MENU

Nederland eet beter, maar vragen te over

De kranten staan vol met slecht nieuws. Dat is niet alleen in tijden van oorlog zo, nee, dat is eigenlijk altijd het geval. Mensen houden van goed nieuws, zou je denken. Maar het tegendeel is waar. Volgens een overzichtsstudie van denktank Pew Research van 165 studies over twintig jaar is 90 procent van het nieuws dat Amerikanen horen negatief. Dat cijfer is stabiel, terwijl er niet meer slecht dan goed nieuws in de wereld is.

Voor Europa zijn vergelijkbare trends geconstateerd. De verklaring is simpel: slecht nieuws verkoopt. Dit wordt onderbouwd door studies die laten zien dat een positieve toonzetting van hetzelfde onderwerp op de cover tot lagere verkopen bij de kiosk leiden, of tot minder clicks op sociale media .

Hiervoor wordt soms een evolutionaire verklaring aangevoerd. Kennisnemen van slecht nieuws kan levensreddend zijn. Berichten over een agressieve kudde olifanten kun je beter serieus nemen. Je wilt alles weten. Daarom gaat slecht nieuws vergezeld van veel meer details en verklaringen dan goed nieuws.

Dat goed nieuws weinig vragen oproept, werd onlangs fraai geïllustreerd door het bericht over voedselinname van het RIVM . Nederland eet beter. De trend zet door, we consumeren meer groenten en fruit, minder rood vlees, meer noten en peulvruchten en minder frisdrank.
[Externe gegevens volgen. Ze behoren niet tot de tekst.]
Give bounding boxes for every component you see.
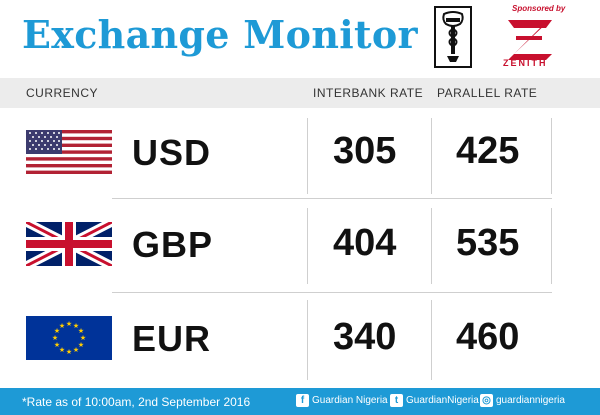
twitter-icon: t	[390, 394, 403, 407]
parallel-rate: 460	[456, 316, 520, 358]
svg-text:★: ★	[52, 334, 58, 342]
us-flag-icon	[26, 130, 112, 174]
svg-text:★: ★	[73, 322, 79, 330]
instagram-icon: ◎	[480, 394, 493, 407]
svg-text:★: ★	[54, 341, 60, 349]
divider	[431, 208, 432, 284]
svg-text:★: ★	[54, 327, 60, 335]
table-row: GBP 404 535	[0, 200, 600, 290]
table-row: ★ ★ ★ ★ ★ ★ ★ ★ ★ ★ ★ ★ EUR 340 460	[0, 294, 600, 384]
svg-text:★: ★	[78, 327, 84, 335]
svg-text:★: ★	[66, 320, 72, 328]
footer: *Rate as of 10:00am, 2nd September 2016 …	[0, 388, 600, 415]
parallel-rate: 425	[456, 130, 520, 172]
divider	[551, 118, 552, 194]
svg-text:★: ★	[78, 341, 84, 349]
twitter-handle: GuardianNigeria	[406, 395, 479, 406]
interbank-rate: 305	[333, 130, 397, 172]
interbank-rate: 340	[333, 316, 397, 358]
twitter-link[interactable]: t GuardianNigeria	[390, 394, 479, 407]
svg-text:★: ★	[66, 348, 72, 356]
svg-text:★: ★	[73, 346, 79, 354]
rate-timestamp-note: *Rate as of 10:00am, 2nd September 2016	[22, 395, 251, 409]
table-row: USD 305 425	[0, 108, 600, 198]
currency-column-label: CURRENCY	[26, 86, 99, 100]
header: Exchange Monitor Sponsored by ZENITH	[0, 0, 600, 72]
svg-text:★: ★	[59, 322, 65, 330]
guardian-logo-icon	[434, 6, 472, 68]
eu-flag-icon: ★ ★ ★ ★ ★ ★ ★ ★ ★ ★ ★ ★	[26, 316, 112, 360]
uk-flag-icon	[26, 222, 112, 266]
svg-text:★: ★	[59, 346, 65, 354]
interbank-rate: 404	[333, 222, 397, 264]
rates-table: USD 305 425 GBP 404 535 ★ ★ ★ ★ ★	[0, 108, 600, 388]
divider	[307, 118, 308, 194]
divider	[431, 118, 432, 194]
column-header: CURRENCY INTERBANK RATE PARALLEL RATE	[0, 78, 600, 108]
parallel-column-label: PARALLEL RATE	[437, 86, 538, 100]
divider	[431, 300, 432, 380]
facebook-link[interactable]: f Guardian Nigeria	[296, 394, 388, 407]
currency-code: GBP	[132, 224, 214, 265]
divider	[307, 300, 308, 380]
parallel-rate: 535	[456, 222, 520, 264]
facebook-handle: Guardian Nigeria	[312, 395, 388, 406]
divider	[551, 208, 552, 284]
facebook-icon: f	[296, 394, 309, 407]
zenith-logo-icon	[508, 20, 552, 60]
divider	[112, 198, 552, 199]
currency-code: USD	[132, 132, 212, 173]
instagram-link[interactable]: ◎ guardiannigeria	[480, 394, 565, 407]
divider	[112, 292, 552, 293]
svg-text:★: ★	[80, 334, 86, 342]
currency-code: EUR	[132, 318, 212, 359]
sponsor-name: ZENITH	[503, 58, 548, 68]
divider	[307, 208, 308, 284]
page-title: Exchange Monitor	[22, 12, 418, 57]
sponsor-label: Sponsored by	[512, 4, 566, 13]
interbank-column-label: INTERBANK RATE	[313, 86, 424, 100]
instagram-handle: guardiannigeria	[496, 395, 565, 406]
De lezer denkt hoera, en gaat over tot de orde van de dag.

Teleurstellend dat dit goede nieuws vooralsnog niet leidde tot veel journalistieke vragen, laat staan eigen onderzoek. Want een meting over de afgelopen drie jaar die een trend bevestigt is slechts een relatief positief resultaat. Slechts een minderheid van de mensen komt in de buurt van het gewenste eetgedrag. Je zou graag willen weten waarom dat zo is en hoe zich dat verhoudt tot andere landen. En als zo weinig mensen zich aan de aanbevelingen voor goede voeding houden, wil je weten welke maatregelen werken en waarom.

Neem de kwestie groenten en fruit. Daar wordt al jaren over gezegd dat de btw afgeschaft of sterk verlaagd moet worden. Blijkt nu uit deze uitkomst dat dit debat achterhaald is? Of zijn de ongezonde alternatieven gewoon duurder geworden, bijvoorbeeld frisdranken ten opzichte van thee, koffie, water, zuivel? Helpen schoolmaaltijden met fruit nu wel of niet?

Waarom wordt er niet wat meer gemeld over de relatie tussen inkomen en voedselinname? Zitten die 70 procent die zich onvoldoende aan de richtlijnen van de Gezondheidsraad houden allemaal in de laagste inkomensgroepen? En hoe zit het eigenlijk met mensen met een migratie-achtergrond? Hoe ligt bij hen de trend naar minder vlees?

De lezer verlangt naar meer. Moet niet eens uitgelegd worden waar die vierhonderd gram groenten en fruit die ons voorgeschreven worden vandaan komen? Moet er niet eens gevraagd worden wat er gebeurt met de gezondheid van mensen als ze in plaats daarvan driehonderd of tweehonderd gram eten? En hoe erg het is als je een dag overslaat bijvoorbeeld omdat je onderweg bent en misschien alleen een appel eet? En wat betekent vette vis eten: telt een broodje tonijnsalade mee?

De hamvraag is: hoe betrouwbaar is de methode van het RIVM waarbij mensen zelf rapporteren wat ze consumeren? Aan de journalistiek is het om achtergronden en vergelijkingen erbij te halen om het goede nieuws in perspectief te plaatsen. Een ideale krant doet aan diepgravende nieuwsgaring, hoopt de lezer. Het onthullen van misstanden in allerlei sectoren is mooi, maar dat neemt niet weg dat het stellen van kritische vragen bij goed nieuws minstens zo belangrijk is. Als we niet begrijpen wat de basis van goed nieuws is, verdwijnt het in de grote wolk van somberheid.